伊豆諸島付近でプラスチックをくちばしでつつく様子も
海鳥の中でも、海表面に浮いている餌を幅広く食べるアホウドリ類は、特にプラスチックなどの海洋ゴミの摂食頻度が高いことが知られている。また、近年のバイオロギング技術の進歩により、GPS記録計とビデオ記録計を同時にアホウドリ類に装着することで、いつ・どこで・何を食べているかといった詳細な採餌行動を明らかにすることが可能になってきた。こうした技術を応用した生態調査の過程で、海鳥の目線で海洋ゴミの分布を調べ、採餌場所との重複度合いやゴミに対する行動応答を明らかにすることに成功した。
研究チームは、東京から約580キロメートル南に位置する伊豆諸島の鳥島において、子育て中のクロアシアホウドリにGPS記録計とビデオ記録計を同時に装着し、13羽から位置情報と映像データを収集、解析した結果、うち9羽の動画に、海面に浮かぶ発泡スチロールや漁具など計16個の海洋ゴミが撮影されていた。
ゴミの上空を通過することがある一方で、ゴミの近くに着水することもあり、中には、赤白のプラスチックシートを実際にくちばしでつつく様子も映っていたという。また、イカや魚類という自然の餌を採餌している様子も記録されていた。

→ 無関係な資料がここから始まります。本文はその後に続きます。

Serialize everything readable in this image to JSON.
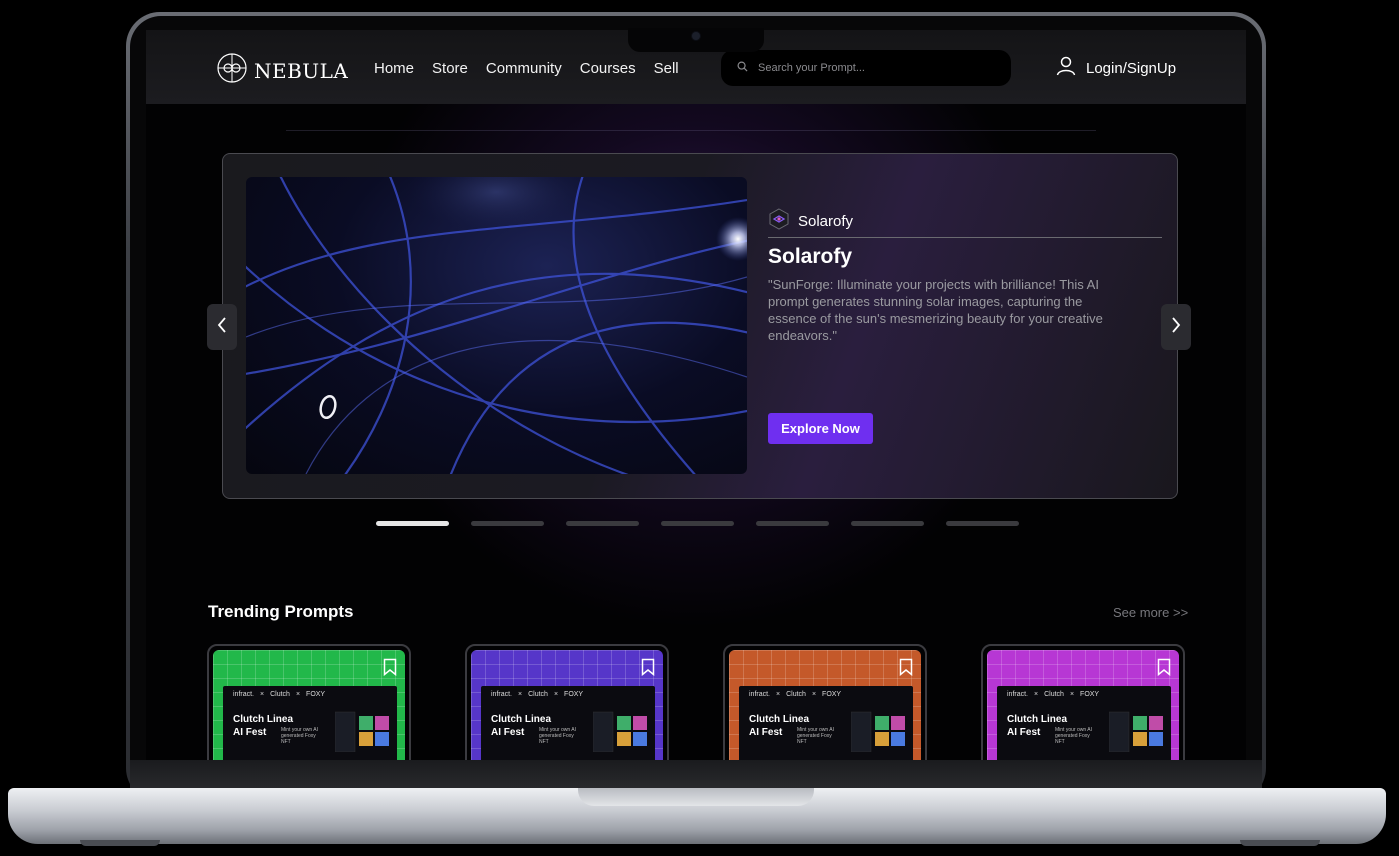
{
  "nav": {
    "brand": "NEBULA",
    "links": [
      "Home",
      "Store",
      "Community",
      "Courses",
      "Sell"
    ],
    "search_placeholder": "Search your Prompt...",
    "login_label": "Login/SignUp"
  },
  "hero": {
    "brand_name": "Solarofy",
    "title": "Solarofy",
    "description": "\"SunForge: Illuminate your projects with brilliance! This AI prompt generates stunning solar images, capturing the essence of the sun's mesmerizing beauty for your creative endeavors.\"",
    "cta_label": "Explore Now",
    "slide_count": 7,
    "active_slide": 1
  },
  "trending": {
    "title": "Trending Prompts",
    "see_more_label": "See more >>",
    "cards": [
      {
        "color": "#22b84a",
        "brands": [
          "infract.",
          "Clutch",
          "FOXY"
        ],
        "title_line1": "Clutch Linea",
        "title_line2": "AI Fest",
        "subtitle": "Mint your own AI generated Foxy NFT"
      },
      {
        "color": "#5636c9",
        "brands": [
          "infract.",
          "Clutch",
          "FOXY"
        ],
        "title_line1": "Clutch Linea",
        "title_line2": "AI Fest",
        "subtitle": "Mint your own AI generated Foxy NFT"
      },
      {
        "color": "#c4592a",
        "brands": [
          "infract.",
          "Clutch",
          "FOXY"
        ],
        "title_line1": "Clutch Linea",
        "title_line2": "AI Fest",
        "subtitle": "Mint your own AI generated Foxy NFT"
      },
      {
        "color": "#b737d4",
        "brands": [
          "infract.",
          "Clutch",
          "FOXY"
        ],
        "title_line1": "Clutch Linea",
        "title_line2": "AI Fest",
        "subtitle": "Mint your own AI generated Foxy NFT"
      }
    ]
  },
  "colors": {
    "accent": "#6f2ff0",
    "background": "#020203",
    "navbar": "#18181b"
  },
  "icons": [
    "nebula-logo-icon",
    "search-icon",
    "user-icon",
    "solarofy-logo-icon",
    "chevron-left-icon",
    "chevron-right-icon",
    "bookmark-icon"
  ]
}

今回の研究では、ゴミの種類によって誘引の度合いがどう異なるかまでは評価できず、今後の重要な課題。アホウドリ類は、世界に22種類生息し、多くが絶滅の危機に瀕している。研究で用いたビデオ記録計とGPS記録計によるバイオロギング手法が、今後より多くのアホウドリ類に適用され、海洋ゴミとの遭遇リスクが高い海域の特定や海洋生物への影響の理解が進むことが期待される。